Soaring above the fundamentalism that creates Jungians vs Freudians, Campbell integrates both into a kind of twinship of archetypal proportions. He thus follows the lead of a new set of twin heroes, two of the greatest depth psychologists that ever lived, whose unique perspectives share a common goal in aiding the fundamental process of making conscious the unconscious psyche.
As an integrated process of self-understanding, Campbell seems to tell us, the psychoanalytic perspective is the modern hero and champion of the reality of myth. Through psychoanalytic reflection, it has become possible to recapture the fundamental sense of the Real in myth. Without it, myth remains in its mundane status of false illusion, like the “irrational” products of sleep. As the modern instrument of vision to illuminate the dark background of our lives, psychoanalysis re-opens the archetypal portals of myth and religion in the historic consciousness of the here and now.

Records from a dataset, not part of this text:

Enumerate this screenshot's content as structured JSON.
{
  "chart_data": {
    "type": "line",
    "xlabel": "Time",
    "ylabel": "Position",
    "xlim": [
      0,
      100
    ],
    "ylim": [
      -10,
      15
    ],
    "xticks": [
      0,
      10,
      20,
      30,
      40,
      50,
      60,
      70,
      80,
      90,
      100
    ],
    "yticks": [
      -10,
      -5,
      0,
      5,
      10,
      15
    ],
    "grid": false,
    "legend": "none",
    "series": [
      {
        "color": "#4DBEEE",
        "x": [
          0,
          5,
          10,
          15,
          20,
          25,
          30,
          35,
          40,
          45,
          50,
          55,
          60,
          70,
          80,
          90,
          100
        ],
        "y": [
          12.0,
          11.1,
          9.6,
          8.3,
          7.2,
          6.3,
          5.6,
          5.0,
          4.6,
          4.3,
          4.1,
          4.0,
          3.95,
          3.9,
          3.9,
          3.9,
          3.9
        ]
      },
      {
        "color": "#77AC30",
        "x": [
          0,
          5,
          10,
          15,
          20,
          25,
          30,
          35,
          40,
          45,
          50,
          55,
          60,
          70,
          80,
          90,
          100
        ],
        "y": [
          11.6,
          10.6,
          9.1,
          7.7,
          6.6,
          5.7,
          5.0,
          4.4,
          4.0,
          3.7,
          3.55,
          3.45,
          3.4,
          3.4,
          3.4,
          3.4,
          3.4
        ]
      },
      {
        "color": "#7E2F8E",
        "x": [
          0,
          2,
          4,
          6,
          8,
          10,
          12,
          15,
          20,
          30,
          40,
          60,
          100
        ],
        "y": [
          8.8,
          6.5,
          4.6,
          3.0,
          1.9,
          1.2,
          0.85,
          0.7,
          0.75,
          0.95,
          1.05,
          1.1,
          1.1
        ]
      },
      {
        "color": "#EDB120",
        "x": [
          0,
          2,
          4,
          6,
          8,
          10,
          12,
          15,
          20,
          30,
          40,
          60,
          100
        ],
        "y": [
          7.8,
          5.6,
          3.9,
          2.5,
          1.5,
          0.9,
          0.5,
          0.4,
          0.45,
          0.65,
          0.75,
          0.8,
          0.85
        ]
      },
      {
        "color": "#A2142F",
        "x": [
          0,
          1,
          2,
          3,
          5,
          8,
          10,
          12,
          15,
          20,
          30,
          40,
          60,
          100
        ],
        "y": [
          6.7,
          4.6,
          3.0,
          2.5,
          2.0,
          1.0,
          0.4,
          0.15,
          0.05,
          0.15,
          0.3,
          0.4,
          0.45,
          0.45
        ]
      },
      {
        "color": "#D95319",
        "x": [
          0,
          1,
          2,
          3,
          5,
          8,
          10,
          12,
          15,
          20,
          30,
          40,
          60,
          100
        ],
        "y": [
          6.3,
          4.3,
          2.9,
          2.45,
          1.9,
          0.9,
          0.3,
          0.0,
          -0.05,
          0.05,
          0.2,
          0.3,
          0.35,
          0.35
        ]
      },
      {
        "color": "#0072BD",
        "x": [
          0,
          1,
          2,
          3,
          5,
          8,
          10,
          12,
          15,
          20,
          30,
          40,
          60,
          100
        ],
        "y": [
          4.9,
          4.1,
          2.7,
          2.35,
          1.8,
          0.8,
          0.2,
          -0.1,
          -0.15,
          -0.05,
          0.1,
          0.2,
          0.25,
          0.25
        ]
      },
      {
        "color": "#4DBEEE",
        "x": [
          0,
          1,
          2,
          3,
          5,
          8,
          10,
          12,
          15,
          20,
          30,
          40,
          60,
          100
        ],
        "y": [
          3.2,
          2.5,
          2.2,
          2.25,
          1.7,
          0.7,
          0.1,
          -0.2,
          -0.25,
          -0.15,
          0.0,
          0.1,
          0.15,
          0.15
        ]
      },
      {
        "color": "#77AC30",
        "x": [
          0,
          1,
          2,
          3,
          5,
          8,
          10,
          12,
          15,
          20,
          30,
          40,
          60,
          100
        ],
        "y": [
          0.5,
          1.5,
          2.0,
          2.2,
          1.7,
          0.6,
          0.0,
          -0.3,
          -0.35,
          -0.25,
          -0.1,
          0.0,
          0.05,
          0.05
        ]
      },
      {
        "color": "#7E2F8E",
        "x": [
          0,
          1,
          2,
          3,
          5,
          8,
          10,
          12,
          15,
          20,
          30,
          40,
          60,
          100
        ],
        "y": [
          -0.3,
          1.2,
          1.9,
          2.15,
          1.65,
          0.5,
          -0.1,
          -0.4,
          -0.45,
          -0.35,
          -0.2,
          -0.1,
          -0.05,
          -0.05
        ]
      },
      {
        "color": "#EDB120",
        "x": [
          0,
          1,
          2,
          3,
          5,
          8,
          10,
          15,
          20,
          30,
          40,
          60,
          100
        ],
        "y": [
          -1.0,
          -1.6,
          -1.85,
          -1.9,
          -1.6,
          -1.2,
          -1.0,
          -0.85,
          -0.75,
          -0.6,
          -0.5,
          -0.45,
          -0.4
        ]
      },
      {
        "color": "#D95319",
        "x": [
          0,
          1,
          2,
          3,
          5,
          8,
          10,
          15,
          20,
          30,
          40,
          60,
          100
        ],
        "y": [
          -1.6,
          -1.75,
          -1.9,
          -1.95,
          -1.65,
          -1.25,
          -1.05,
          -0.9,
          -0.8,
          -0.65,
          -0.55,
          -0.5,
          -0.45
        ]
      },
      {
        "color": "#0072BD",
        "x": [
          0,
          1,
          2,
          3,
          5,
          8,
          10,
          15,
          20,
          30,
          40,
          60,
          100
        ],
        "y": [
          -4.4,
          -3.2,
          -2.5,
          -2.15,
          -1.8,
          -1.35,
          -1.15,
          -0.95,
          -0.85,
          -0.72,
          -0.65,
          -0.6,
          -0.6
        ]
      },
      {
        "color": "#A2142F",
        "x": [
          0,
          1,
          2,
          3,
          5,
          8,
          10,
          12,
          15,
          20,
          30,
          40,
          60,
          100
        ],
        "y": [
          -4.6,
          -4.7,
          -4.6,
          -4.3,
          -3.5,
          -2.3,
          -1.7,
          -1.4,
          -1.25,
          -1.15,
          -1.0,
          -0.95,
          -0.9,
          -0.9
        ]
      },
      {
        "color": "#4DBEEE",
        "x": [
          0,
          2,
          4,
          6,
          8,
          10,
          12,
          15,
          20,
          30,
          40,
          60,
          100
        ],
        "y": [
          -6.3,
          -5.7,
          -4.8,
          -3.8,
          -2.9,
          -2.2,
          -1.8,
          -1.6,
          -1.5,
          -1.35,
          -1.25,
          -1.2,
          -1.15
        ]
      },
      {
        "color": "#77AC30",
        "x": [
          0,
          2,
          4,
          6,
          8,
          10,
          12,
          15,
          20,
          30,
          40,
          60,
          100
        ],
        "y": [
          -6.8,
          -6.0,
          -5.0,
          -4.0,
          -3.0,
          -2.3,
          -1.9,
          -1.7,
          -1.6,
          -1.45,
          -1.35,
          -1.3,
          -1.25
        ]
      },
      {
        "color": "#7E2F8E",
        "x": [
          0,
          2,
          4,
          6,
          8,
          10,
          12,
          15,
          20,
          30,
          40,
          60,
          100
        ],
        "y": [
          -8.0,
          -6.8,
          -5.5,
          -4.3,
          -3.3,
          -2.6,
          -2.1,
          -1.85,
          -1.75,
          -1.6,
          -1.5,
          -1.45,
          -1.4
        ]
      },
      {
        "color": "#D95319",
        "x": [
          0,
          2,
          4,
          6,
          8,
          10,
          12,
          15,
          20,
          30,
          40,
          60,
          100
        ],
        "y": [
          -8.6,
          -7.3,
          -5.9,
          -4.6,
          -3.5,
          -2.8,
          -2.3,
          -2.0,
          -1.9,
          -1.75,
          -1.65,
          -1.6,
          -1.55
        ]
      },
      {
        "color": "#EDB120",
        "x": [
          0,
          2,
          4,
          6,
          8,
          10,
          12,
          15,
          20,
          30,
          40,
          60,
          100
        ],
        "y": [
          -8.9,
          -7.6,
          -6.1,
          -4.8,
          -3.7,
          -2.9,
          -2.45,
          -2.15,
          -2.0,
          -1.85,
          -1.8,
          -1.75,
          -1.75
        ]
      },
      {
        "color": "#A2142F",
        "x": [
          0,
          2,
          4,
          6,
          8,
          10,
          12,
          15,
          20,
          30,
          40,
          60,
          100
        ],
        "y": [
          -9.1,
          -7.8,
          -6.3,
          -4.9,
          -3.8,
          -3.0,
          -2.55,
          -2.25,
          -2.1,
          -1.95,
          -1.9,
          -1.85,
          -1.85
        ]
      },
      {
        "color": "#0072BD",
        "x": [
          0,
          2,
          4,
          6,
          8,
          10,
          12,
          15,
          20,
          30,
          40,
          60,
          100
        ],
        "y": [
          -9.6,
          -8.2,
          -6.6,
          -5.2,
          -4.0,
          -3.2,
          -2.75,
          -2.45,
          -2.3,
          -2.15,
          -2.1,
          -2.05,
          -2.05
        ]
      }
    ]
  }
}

This is the existential edge of creative mythology, the rub of its modern “materialistic” and “rationalistic” bias. For the modern soul is no longer interested in an idealistic form of “spiritual” transcendence, which is to lead us out of this world into some other place beyond reason. For that would be a form of transcendence reserved for a holier-than-thou select few. Instead, turning against such elitist impulses, the modern soul yearns for a more democratic experience of material transcendence, in principle available to all, through the ecstatic modes of being in the world.
For Being means being with and for one another, not a being in the atomized individuality of a self-centered consciousness. The latter is simply ego caught in self-righteous ideology, seduced into the narcissistic bubble of a false me-consciousness.
Rather than a doctrine of the self or a belief system,, psychoanalysis is the very activity that would keep us free from the trappings of self and belief systems.
So there you have it. Consider yourselves in the know concerning the esoteric core of The Hero With a Thousand Faces.